C'est que notre rapport à la chair a vrillé : "des ripailles à dates fixes autour de l'animal et du végétal non pas sacrifiés mais bien plutôt bouffés engloutis et avalés sans empathie ni considération autre que les sauces l'ivresse et le ventre plein"
Le dedans-dehors est marqué par des couleurs vives, en à-plats gauches (un peu du Blaue Reiter ?) et il faut accepter de voir les saisons de succéder, la mort qui fait partie des cycles : "la surface frétillante colorée des feuilles jaunes oranges et brunes des arbres à la saison des pertes".

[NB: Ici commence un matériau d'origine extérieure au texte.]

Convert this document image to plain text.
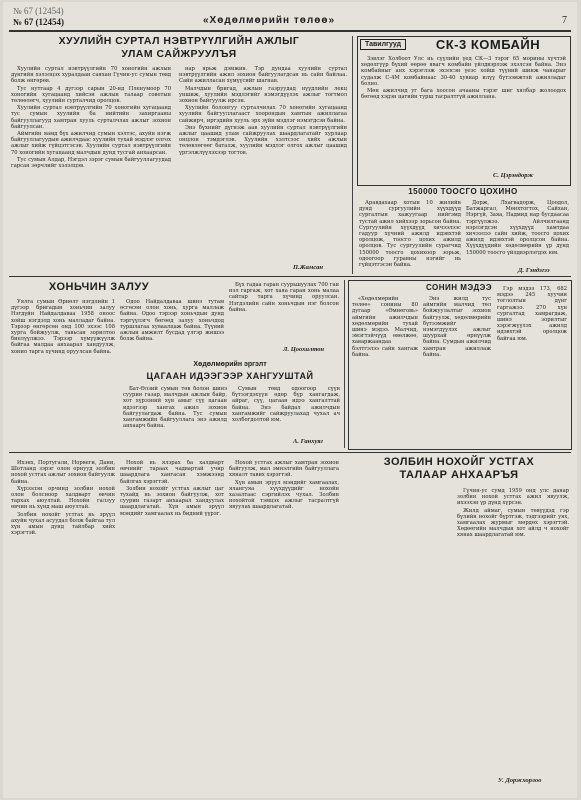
№ 67 (12454)
№ 67 (12454)	«Хөдөлмөрийн төлөө»	7
ХУУЛИЙН СУРТАЛ НЭВТРҮҮЛГИЙН АЖЛЫГ
УЛАМ САЙЖРУУЛЪЯ

Хуулийн суртал нэвтрүүлгийн 70 хоногийн ажлын дүнгийн хэлэлцэх хуралдаан саяхан Гүчин-ус сумын төвд болж өнгөрөв.

Тус нутгаар 4 дүгээр сарын 20-нд Пленумоор 70 хоногийн хугацаанд хийсэн ажлын талаар советын төлөөлөгч, хуулийн сурталчид оролцов.

Хуулийн суртал нэвтрүүлгийн 70 хоногийн хугацаанд тус сумын хуулийн ба нийтийн захиргааны байгууллагууд хамтран хууль сурталчлах ажлыг зохион байгуулсан.

Аймгийн яамд бүх ажилчид сумын хэлтэс, ахуйн нэгж байгууллагуудын ажилчдаас хуулийн тухай мэдлэг олгох ажлыг хийж гүйцэтгэсэн. Хуулийн суртал нэвтрүүлгийн 70 хоногийн хугацаанд малчдын дунд тусгай анхаарсан.

Тус сумын Алдар, Нэгдэл зэрэг сумын байгууллагуудад гарсан зөрчлийг хэлэлцэв.

нар ярьж дэмжив. Тэр дундаа хуулийн суртал нэвтрүүлгийн ажил зохион байгуулагдсан нь сайн байлаа. Сайн ажилласан хүмүүсийг шагнав.

Малчдын бригад, ажлын газруудад нүүдлийн лекц уншиж, хуулийн мэдлэгийг нэмэгдүүлэх ажлыг тогтмол зохион байгуулж ирсэн.

Хуулийн болонгуу сурталчилах 70 хоногийн хугацаанд хуулийн байгууллагааст хоорондын хамтын ажиллагаа сайжирч, иргэдийн хууль эрх зүйн мэдлэг нэмэгдсэн байна.

Энэ бүхнийг дүгнэж аав хуулийн суртал нэвтрүүлгийн ажлыг цаашид улам сайжруулах шаардлагатайг хурлаар онцлон тэмдэглэв. Хуулийн хэлтсээс хийх ажлын төлөвлөгөөг баталж, хуулийн мэдлэг олгох ажлыг цаашид үргэлжлүүлэхээр тогтов.

П.Жамсан
Тавилгууд	СК-3 КОМБАЙН

Зэвлэг Холбоот Улс нь сүүлийн үед СК—3 тэрэг 65 морины хүчтэй хөдөлгүүр бүхий өөрөө явагч комбайн үйлдвэрлэж эхэлсэн байна. Энэ комбайныг анх хэрэглэж эхэлсэн үеэс хойш түүний шинж чанарыг судалж С-4М комбайнаас 30-40 хувиар илүү бүтээмжтэй ажилладаг болно.

Мөн ажилчид уг бага хоосон ачааны тэрэг шиг хялбар жолоодох бөгөөд хэдэн цагийн турш тасралтгүй ажиллана.

С. Цэрэндорж
150000 ТООСГО ЦОХИНО

Аравдахаар хотын 10 жилийн дунд сургуулийн хүүхдүүд сургалтын хажуугаар нийгэмд тустай ажил хийхээр зорьсон байна. Сургуулийн хүүхдүүд хичээлээс гадуур хүчний ажилд идэвхтэй оролцож, тоосго цохих ажилд оролцов. Тус сургуулийн сурагчид 150000 тоосго цохихоор зорьж, одоогоор гуравны нэгийг нь гүйцэтгэсэн байна.

Дорж, Лхагвадорж, Цоодол, Батжаргал, Мөнхтогтох, Сайхан, Нэргүй, Заяа, Надмид нар бусдаасаа тэргүүлжээ. Айлчилгаанд нэрлэгдсэн хүүхдүүд хамтдаа хичээлээ сайн хийж, тоосго цохих ажилд идэвхтэй оролцсон байна. Хүүхдүүдийн хөдөлмөрийн үр дүнд 150000 тоосго үйлдвэрлэгдэх юм.

Д. Гэндэгээ
ХОНЬЧИН ЗАЛУУ

Уялга сумын Өрнөлт нэгдлийн 1 дүгээр бригадын хоньчин залуу Нэгдүйн Найдалдаваа 1958 оноос хойш нэгдэлд хонь малладаг байна. Тэрээр өнгөрсөн онд 100 эхээс 108 хурга бойжуулж, тавьсан зорилтоо биелүүлжээ. Тэрээр хүмүүжүүлж байгаа малдаа анхаарал хандуулж, хонио тарга хүчинд оруулсан байна.

Одоо Найдалдаваа шинэ тутам өсгөсөн олон хонь, хурга маллаж байна. Одоо тэрээр хоньчдын дунд тэргүүлэгч бөгөөд залуу хоньчдод туршлагаа хуваалцаж байна. Түүний ажлын амжилт бусдад үлгэр жишээ болж байна.

Бүх гадаа гаран суурьшуулах 700 гаи нэл гаргаж, хот хаяа гаран хонь малаа сайтар тарга хүчинд оруулсан. Нэгдэлийн сайн хоньчдын нэг болсон байна.

Л. Цоохилтон
Хөдөлмөрийн эргэлт
ЦАГААН ИДЭЭГЭЭР ХАНГУУШТАЙ

Бат-Өлзий сумын төв болон шинэ суурин газар, малчдын ажлын байр, хот хүрээний хүн амыг сүү цагаан идээгээр хангах ажил зохион байгуулагдаж байна. Тус сумын хангамжийн байгууллага энэ ажилд анхаарч байна.

Сумын төвд одоогоор сүүн бүтээгдэхүүн өдөр бүр хангагдаж, айраг, сүү, цагаан идээ хангалттай байна. Энэ байдал ажилчдын хангамжийг сайжруулахад чухал ач холбогдолтой юм.

А. Ганхуяг
СОНИН МЭДЭЭ

«Хөдөлмөрийн төлөө» сонины 80 дугаар «Өмнөговь» аймгийн ажилчдын хөдөлмөрийн тухай шинэ мэдээ. Малчид, эмэгтэйчүүд өвөлжөө, хаваржаандаа бэлтгэлээ сайн хангаж байна.

Энэ жилд тус аймгийн малчид төл бойжуулалтыг зохион байгуулж, хөдөлмөрийн бүтээмжийг нэмэгдүүлэх ажлыг шуурхай өрнүүлж байна. Сумдын ажилчид хамтран ажиллаж байна.

Гэр мэдээ 173, 682 мэдээ 245 хуучин тоглолтын дүнг гаргажээ. 270 хүн сургалтад хамрагдаж, шинэ зорилтыг хэрэгжүүлэх ажилд идэвхтэй оролцож байгаа юм.

ЗОЛБИН НОХОЙГ УСТГАХ
ТАЛААР АНХААРЪЯ

Ихэнх, Португали, Норвеги, Дани, Шотланд зэрэг олон орнууд золбин нохой устгах ажлыг зохион байгуулж байна.

Хүрээлэн орчинд золбин нохой олон болсноор халдварт өвчин тархах аюултай. Нохойн галзуу өвчин нь хүнд маш аюултай.

Золбин нохойг устгах нь эрүүл ахуйн чухал асуудал болж байгаа тул хүн амын дунд тайлбар хийх хэрэгтэй.

Нохой нь ялзрах ба халдварт өвчнийг тараах чадвартай учир шаардлага хангасан хэмжээнд байлгах хэрэгтэй.

Золбин нохойг устгах ажлыг цаг тухайд нь зохион байгуулж, хот суурин газарт анхаарал хандуулах шаардлагатай. Хүн амын эрүүл мэндийг хамгаалах нь бидний үүрэг.

Нохой устгах ажлыг хамтран зохион байгуулж, мал эмнэлгийн байгууллага хяналт тавих хэрэгтэй.

Хүн амын эрүүл мэндийг хамгаалах, ялангуяа хүүхдүүдийг нохойн хазалтаас сэргийлэх чухал. Золбин нохойтой тэмцэх ажлыг тасралтгүй явуулах шаардлагатай.

Гүчин-ус сумд 1959 онд улс даяар золбин нохой устгах ажил явуулж, ихээхэн үр дүнд хүрсэн.

Жилд аймаг, сумын төвүүдэд гэр бүлийн нохойг бүртгэж, тэдгээрийг уях, хамгаалах журмыг мөрдөх хэрэгтэй. Хөдөөгийн малчдын хот айлд ч нохойг хянах шаардлагатай юм.

У. Доржхорлоо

Un drapeau pourrait unir dans ses couleurs primaires la Vie sur terre, la future oriflamme d'une politique du vivant : "cette fenêtre rouge bleue verte jaune accrochée là en l'honneur de tous les peuples troupeaux et espèces perdus ou exterminés".
L'écriture s'est renforcée, la syntaxe-même est porteuse de sauts :
"La nuit arrive à tes yeux et s'installe aussitôt cette peur ébauchée par l'intuition désespérante que tout n'est que son rêve, un amas d'images et de propos accolés bout à bout sous tes paupières te soulève alors et te secoue" (le COD d'abord lu, devient sujet de la proposition suivante).
Il faut écrire, témoigner, se libérer, se jeter dans le vide comme on se jette dans un livre "sans regarder plus bas la densité des branches qui te recevront". Il y a une liste que je passe, car elle est culpabilisatrice, celle des composés de l'industrie chimique dont les beaux noms dissimulent mal leur nocivité.
Il reste alors les éléments essentiels, les sources que sont l'eau puis l'humus, puis du petit humus aux systèmes solaires : nous faisons partie d'un grand Tout.
Les sources littéraires aussi sont présentes, ces premières lectures :
"ta source est-elle multiple et toutes se retrouvent au creux d'un pré, au détour d'un brusque escarpement pour disparaître et rejaillir enfin, ne faisant qu'une et s'élancer grossir et couler sans entrave à la surface des sols ?"
Le narrateur "Tu" devient une ourse chamane, la solitude guette et on se demande de quelle mère on est l'enfant, guettant une trace en nous, sur nos visages ou nos gueules.
Le livre raconte un parcours de soi face au monde, du poète face à sa page, du chaos naturel face à la composition pensée, du beau à l'atroce. Elle garde trace des débats, forme feuillages et effacement, autorise les libérations et le deuil tout autant que l'acceptation d'un pardon qui vient trop tard.